AFAIK attribute prohibitions (use="prohibited") are only significant when restricting a type; i.e. when they appear as children of <restriction> and <complexType>. Any other occurrences of such prohibitions should be pointless, but there's no consensus between various schema processors. An explicit statement about where prohibitions are pointless could be of help here. Generating a warning when we hit such pointless prohibitions would deminish confusion on the schema authors side.
In an effort to make better use of Bugzilla, we are going to use the 'severity' field to classify issues by perceived difficulty. This bug is getting severity=minor to reflect the existing whiteboard note 'easy'.
A wording proposal including changes for this issue went to the WG on 7 February 2008: http://www.w3.org/XML/Group/2004/06/xmlschema-1/structures.consent.200801.html#composition (member-only link).

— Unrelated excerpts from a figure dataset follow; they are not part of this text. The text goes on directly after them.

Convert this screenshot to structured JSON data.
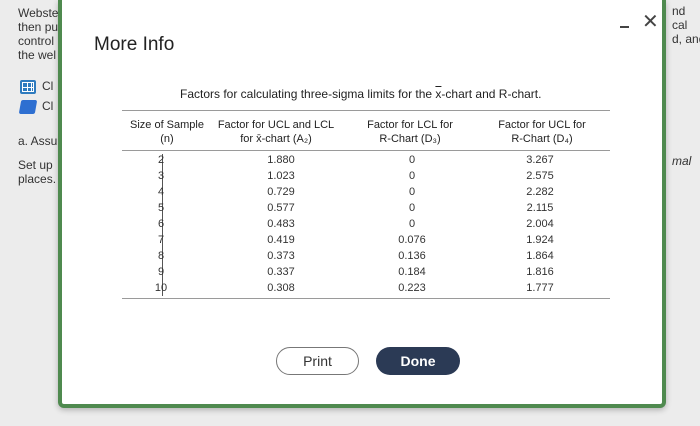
{
  "background": {
    "left_lines": [
      "Webste",
      "then pu",
      "control",
      "the wel"
    ],
    "icon_rows": [
      {
        "icon": "grid-icon",
        "label": "Cl"
      },
      {
        "icon": "edit-icon",
        "label": "Cl"
      }
    ],
    "assume_text": "a. Assu",
    "setup_lines": [
      "Set up",
      "places."
    ],
    "right_lines": [
      "nd",
      "cal",
      "d, and"
    ],
    "right_mal": "mal"
  },
  "modal": {
    "title": "More Info",
    "heading_prefix": "Factors for calculating three-sigma limits for the ",
    "heading_xbar": "x",
    "heading_suffix": "-chart and R-chart.",
    "columns": [
      {
        "line1": "Size of Sample",
        "line2": "(n)"
      },
      {
        "line1": "Factor for UCL and LCL",
        "line2": "for x̄-chart (A₂)"
      },
      {
        "line1": "Factor for LCL for",
        "line2": "R-Chart (D₃)"
      },
      {
        "line1": "Factor for UCL for",
        "line2": "R-Chart (D₄)"
      }
    ],
    "rows": {
      "n": [
        "2",
        "3",
        "4",
        "5",
        "6",
        "7",
        "8",
        "9",
        "10"
      ],
      "a2": [
        "1.880",
        "1.023",
        "0.729",
        "0.577",
        "0.483",
        "0.419",
        "0.373",
        "0.337",
        "0.308"
      ],
      "d3": [
        "0",
        "0",
        "0",
        "0",
        "0",
        "0.076",
        "0.136",
        "0.184",
        "0.223"
      ],
      "d4": [
        "3.267",
        "2.575",
        "2.282",
        "2.115",
        "2.004",
        "1.924",
        "1.864",
        "1.816",
        "1.777"
      ]
    },
    "print_label": "Print",
    "done_label": "Done"
  },
  "colors": {
    "accent_border": "#4f8a4f",
    "done_button": "#2b3a55"
  }
}
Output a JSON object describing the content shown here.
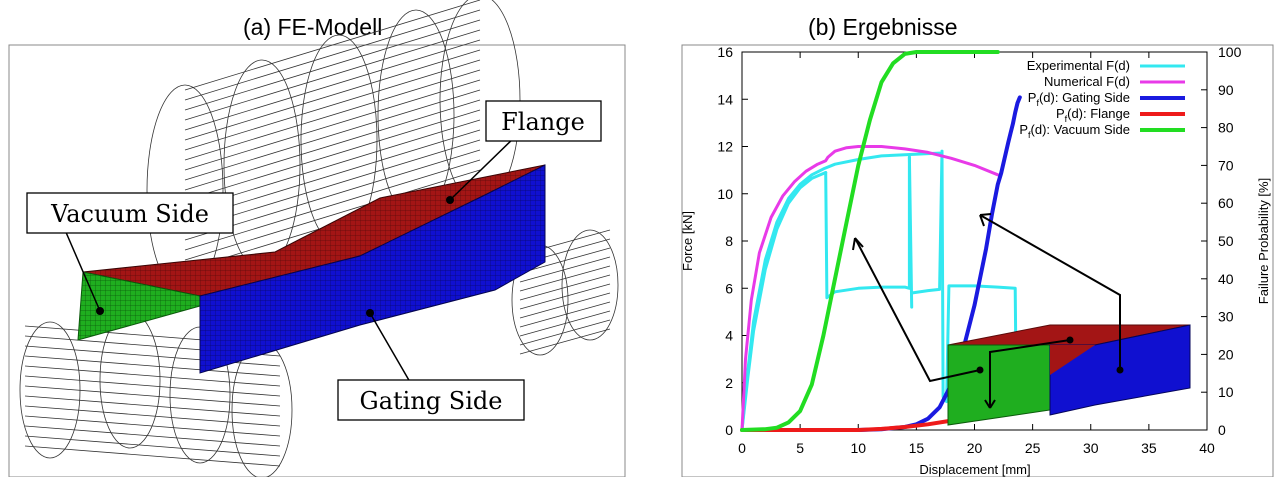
{
  "panel_a": {
    "title": "(a) FE-Modell",
    "labels": {
      "flange": "Flange",
      "vacuum_side": "Vacuum Side",
      "gating_side": "Gating Side"
    }
  },
  "panel_b": {
    "title": "(b) Ergebnisse"
  },
  "colors": {
    "flange": "#a31515",
    "vacuum_side": "#1fae1f",
    "gating_side": "#1010d0",
    "experimental": "#33e8f0",
    "numerical": "#e83ae8",
    "pf_gating": "#1a1ae0",
    "pf_flange": "#ee1a1a",
    "pf_vacuum": "#22dd22"
  },
  "chart_data": {
    "type": "line",
    "title": "",
    "xlabel": "Displacement [mm]",
    "ylabel": "Force [kN]",
    "y2label": "Failure Probability [%]",
    "xlim": [
      0,
      40
    ],
    "ylim": [
      0,
      16
    ],
    "y2lim": [
      0,
      100
    ],
    "x_ticks": [
      "0",
      "5",
      "10",
      "15",
      "20",
      "25",
      "30",
      "35",
      "40"
    ],
    "y_ticks": [
      "0",
      "2",
      "4",
      "6",
      "8",
      "10",
      "12",
      "14",
      "16"
    ],
    "y2_ticks": [
      "0",
      "10",
      "20",
      "30",
      "40",
      "50",
      "60",
      "70",
      "80",
      "90",
      "100"
    ],
    "legend_position": "top-right",
    "grid": false,
    "series": [
      {
        "name": "Experimental F(d)",
        "axis": "left",
        "color": "#33e8f0",
        "width": 3,
        "segments": [
          [
            [
              0,
              0
            ],
            [
              0.5,
              2.5
            ],
            [
              1,
              4.6
            ],
            [
              2,
              7.2
            ],
            [
              3,
              8.8
            ],
            [
              4,
              9.8
            ],
            [
              5,
              10.4
            ],
            [
              6,
              10.8
            ],
            [
              7,
              11.05
            ],
            [
              8,
              11.25
            ],
            [
              10,
              11.45
            ],
            [
              12,
              11.6
            ],
            [
              14,
              11.65
            ],
            [
              16,
              11.7
            ],
            [
              17,
              11.72
            ]
          ],
          [
            [
              0,
              0
            ],
            [
              0.5,
              2.2
            ],
            [
              1,
              4.2
            ],
            [
              2,
              6.8
            ],
            [
              3,
              8.5
            ],
            [
              4,
              9.6
            ],
            [
              5,
              10.25
            ],
            [
              6,
              10.65
            ],
            [
              7.2,
              10.9
            ]
          ],
          [
            [
              7.2,
              10.9
            ],
            [
              7.3,
              5.6
            ],
            [
              8,
              5.85
            ],
            [
              10,
              6.0
            ],
            [
              12,
              6.05
            ],
            [
              14,
              6.05
            ],
            [
              14.4,
              6.0
            ],
            [
              14.4,
              11.55
            ]
          ],
          [
            [
              14.4,
              11.55
            ],
            [
              14.6,
              5.2
            ]
          ],
          [
            [
              14.6,
              5.8
            ],
            [
              16,
              5.9
            ],
            [
              17,
              5.95
            ],
            [
              17.2,
              11.8
            ]
          ],
          [
            [
              17.2,
              11.8
            ],
            [
              17.3,
              1.4
            ],
            [
              17.6,
              1.2
            ],
            [
              17.8,
              6.1
            ],
            [
              20,
              6.1
            ],
            [
              22,
              6.05
            ],
            [
              23.5,
              6.0
            ],
            [
              23.6,
              0.8
            ]
          ]
        ]
      },
      {
        "name": "Numerical F(d)",
        "axis": "left",
        "color": "#e83ae8",
        "width": 3,
        "segments": [
          [
            [
              0,
              0
            ],
            [
              0.3,
              3
            ],
            [
              0.8,
              5.5
            ],
            [
              1.5,
              7.5
            ],
            [
              2.5,
              9.0
            ],
            [
              3.5,
              9.9
            ],
            [
              4.5,
              10.5
            ],
            [
              5.5,
              10.95
            ],
            [
              6.5,
              11.25
            ],
            [
              7.2,
              11.4
            ],
            [
              7.4,
              11.55
            ],
            [
              8,
              11.8
            ],
            [
              9,
              11.95
            ],
            [
              10,
              12.0
            ],
            [
              12,
              12.0
            ],
            [
              14,
              11.9
            ],
            [
              16,
              11.75
            ],
            [
              18,
              11.5
            ],
            [
              20,
              11.2
            ],
            [
              22,
              10.8
            ]
          ]
        ]
      },
      {
        "name": "Pf(d): Gating Side",
        "axis": "right",
        "color": "#1a1ae0",
        "width": 4,
        "segments": [
          [
            [
              10,
              0
            ],
            [
              12,
              0.2
            ],
            [
              14,
              0.8
            ],
            [
              15,
              1.5
            ],
            [
              16,
              3
            ],
            [
              17,
              6
            ],
            [
              18,
              12
            ],
            [
              19,
              21
            ],
            [
              20,
              33
            ],
            [
              21,
              48
            ],
            [
              21.5,
              57
            ],
            [
              22,
              65
            ],
            [
              22.3,
              68
            ],
            [
              22.6,
              72
            ],
            [
              22.9,
              76
            ],
            [
              23.1,
              78.5
            ],
            [
              23.3,
              81
            ],
            [
              23.5,
              84
            ],
            [
              23.7,
              86.5
            ],
            [
              23.9,
              88
            ]
          ]
        ]
      },
      {
        "name": "Pf(d): Flange",
        "axis": "right",
        "color": "#ee1a1a",
        "width": 4,
        "segments": [
          [
            [
              0,
              0
            ],
            [
              10,
              0
            ],
            [
              12,
              0.3
            ],
            [
              14,
              0.8
            ],
            [
              16,
              1.5
            ],
            [
              18,
              2.5
            ],
            [
              20,
              3.5
            ],
            [
              21,
              4.2
            ],
            [
              22,
              5.0
            ]
          ]
        ]
      },
      {
        "name": "Pf(d): Vacuum Side",
        "axis": "right",
        "color": "#22dd22",
        "width": 4,
        "segments": [
          [
            [
              0,
              0
            ],
            [
              2,
              0.2
            ],
            [
              3,
              0.6
            ],
            [
              4,
              2
            ],
            [
              5,
              5
            ],
            [
              6,
              12
            ],
            [
              7,
              25
            ],
            [
              8,
              40
            ],
            [
              9,
              55
            ],
            [
              10,
              70
            ],
            [
              11,
              82
            ],
            [
              12,
              92
            ],
            [
              13,
              97
            ],
            [
              14,
              99.5
            ],
            [
              15,
              100
            ],
            [
              22,
              100
            ]
          ]
        ]
      }
    ]
  }
}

The wording proposal adopted by the XML Schema Working Group today changes the third Note in section 3.4.2 to read Note: The only substantive function of the value prohibited for the use attribute of an <attribute> is in establishing the correspondence between a complex type defined by restriction and its XML representation. It serves to prevent inheritance of an identically named attribute use from the {base type definition}. Such an <attribute> does not correspond to any component, and hence there is no interaction with either explicit or inherited wildcards in the operation of Complex Type Definition Validation Rules (§3.4.4) or Constraints on Complex Type Definition Schema Components (§3.4.6). ↑It is pointless, though not an error, for the use attribute to have the value prohibited in other contexts (e.g. in complex type extensions or named model group definitions), in which cases the <attribute> element is simply ignored, provided that it does not violate other constraints in this specification.↑ The change consists of the addition of the sentence at the end: It is pointless, though not an error, for the use attribute to have the value prohibited in other contexts (e.g. in complex type extensions or named model group definitions), in which cases the <attribute> element is simply ignored, provided that it does not violate other constraints in this specification. With this change, the WG believes we have resolved this issue fully for XSD 1.1. Accordingly, I am going to - change the status of this issue (2311) to RESOLVED - FIXED - clone this issue to track the corresponding problem in 1.0 - set the status of that new issue accordingly, and add Kasimier Buchcik to the CC list for the new issue, as the originator of this issue Herr Buchcik, you should I hope receive email notifying you of this update to the bug report and thus of the WG's action on the issue. Please let us know if you agree with this resolution of your issue, by adding a comment to the issue record and changing the Status of the issue to Closed. Or, if you do not agree with this resolution, please add a comment explaining why. If you wish to appeal the WG's decision to the Director, then also change the Status of the record to Reopened. If you wish to record your dissent, but do not wish to appeal the decision to the Director, then change the Status of the record to Closed. If we do not hear from you in the next two weeks, we will assume you agree with the WG decision.